Is it blasphemy to say that Newman doesn’t need Neko Case? I don't want to knock Neko, but the slower material on this record sounds a bit overstuffed at times, unlike the sparer and more direct backing found on Newman’s solo platter from a few years ago. I wonder if some of the songs here would be better served by that approach. I also wonder if Newman’s opaque lyrics are yielding diminishing returns, as the emotional pull of the music is scuttled somewhat when it’s hard to figure what the hell he’s singing about.

With all of these gripes, I have really come to like this record a lot, to the point that I’ll ultimately rescind my complaint that things sound overstuffed.

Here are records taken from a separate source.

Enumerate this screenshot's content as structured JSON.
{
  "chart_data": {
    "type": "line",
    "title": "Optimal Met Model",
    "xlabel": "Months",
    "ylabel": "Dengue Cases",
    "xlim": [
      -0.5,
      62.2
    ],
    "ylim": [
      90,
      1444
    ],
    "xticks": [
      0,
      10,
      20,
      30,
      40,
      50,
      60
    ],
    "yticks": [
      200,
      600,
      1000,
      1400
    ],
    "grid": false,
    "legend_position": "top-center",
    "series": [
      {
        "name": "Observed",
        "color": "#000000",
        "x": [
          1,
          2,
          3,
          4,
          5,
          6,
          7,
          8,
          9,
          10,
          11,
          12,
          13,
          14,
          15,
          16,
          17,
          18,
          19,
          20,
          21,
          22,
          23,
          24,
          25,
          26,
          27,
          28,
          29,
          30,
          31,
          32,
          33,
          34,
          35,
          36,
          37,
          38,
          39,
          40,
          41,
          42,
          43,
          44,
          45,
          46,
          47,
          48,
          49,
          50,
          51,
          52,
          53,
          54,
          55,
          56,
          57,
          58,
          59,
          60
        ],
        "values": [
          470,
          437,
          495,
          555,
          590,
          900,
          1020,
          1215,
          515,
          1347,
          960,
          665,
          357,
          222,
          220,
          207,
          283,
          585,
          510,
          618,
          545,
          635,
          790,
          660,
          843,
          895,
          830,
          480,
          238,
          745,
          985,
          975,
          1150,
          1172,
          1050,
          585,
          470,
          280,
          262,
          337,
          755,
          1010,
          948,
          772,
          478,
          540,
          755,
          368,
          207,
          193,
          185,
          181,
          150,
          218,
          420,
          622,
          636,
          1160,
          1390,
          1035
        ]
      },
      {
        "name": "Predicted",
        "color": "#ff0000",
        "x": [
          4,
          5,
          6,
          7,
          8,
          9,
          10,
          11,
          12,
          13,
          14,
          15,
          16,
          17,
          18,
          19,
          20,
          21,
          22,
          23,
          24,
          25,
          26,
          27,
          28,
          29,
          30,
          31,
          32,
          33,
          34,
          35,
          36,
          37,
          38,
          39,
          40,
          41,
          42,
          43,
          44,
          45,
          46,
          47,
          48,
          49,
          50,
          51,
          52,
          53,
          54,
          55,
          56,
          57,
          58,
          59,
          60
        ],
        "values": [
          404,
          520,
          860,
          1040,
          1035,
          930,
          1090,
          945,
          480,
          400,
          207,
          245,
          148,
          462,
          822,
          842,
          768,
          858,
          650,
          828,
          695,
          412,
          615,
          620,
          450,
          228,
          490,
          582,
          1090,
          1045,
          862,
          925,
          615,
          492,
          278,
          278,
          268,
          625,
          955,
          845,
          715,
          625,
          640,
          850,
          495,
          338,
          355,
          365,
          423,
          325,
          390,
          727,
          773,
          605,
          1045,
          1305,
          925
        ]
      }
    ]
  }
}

And I should shut up about Neko. Her reading of the stately title cut is a reminder that she’s not merely a powerhouse singer, but she brings so much nuance and feeling to what she does.

Sometimes the emotoins are conveyed by Newman's gentle vocals and the building of the New Pornographers’ equivalent of a wall of sound, as shown on the epic “Unguided”. This is master craftsmanship, with the slow verses melting into the more urgent bridges, leading to the release in the chorus. Beautiful.

While the maturity of the band is apparent from the deft use of orchestration on songs like “All the Old Showstoppers”, they still find the time for the fizzy, breezy pop tunes upon which they built their reputation. “All the Things That Go to Make Heaven and Earth” gallops at a fast pace, led by frenzied multiple piano parts. “Mutiny, I Promise You” is less frenetic, but no less peppy.

Meanwhile, Dan Bejar’s tunes are, as per usual, initially unimpressive, but more enjoyable after a few spins. Bejar follows Newman’s lead in building from the spartan to a full bore chorus on the swell “Myriad Harbour”, whilst “The Spirit of Giving” is a great closing track, particularly the lovely string-and-horn instrumental break that leads to a handclapping gospel finale.

I’ve certainly overcome any initial disappointment.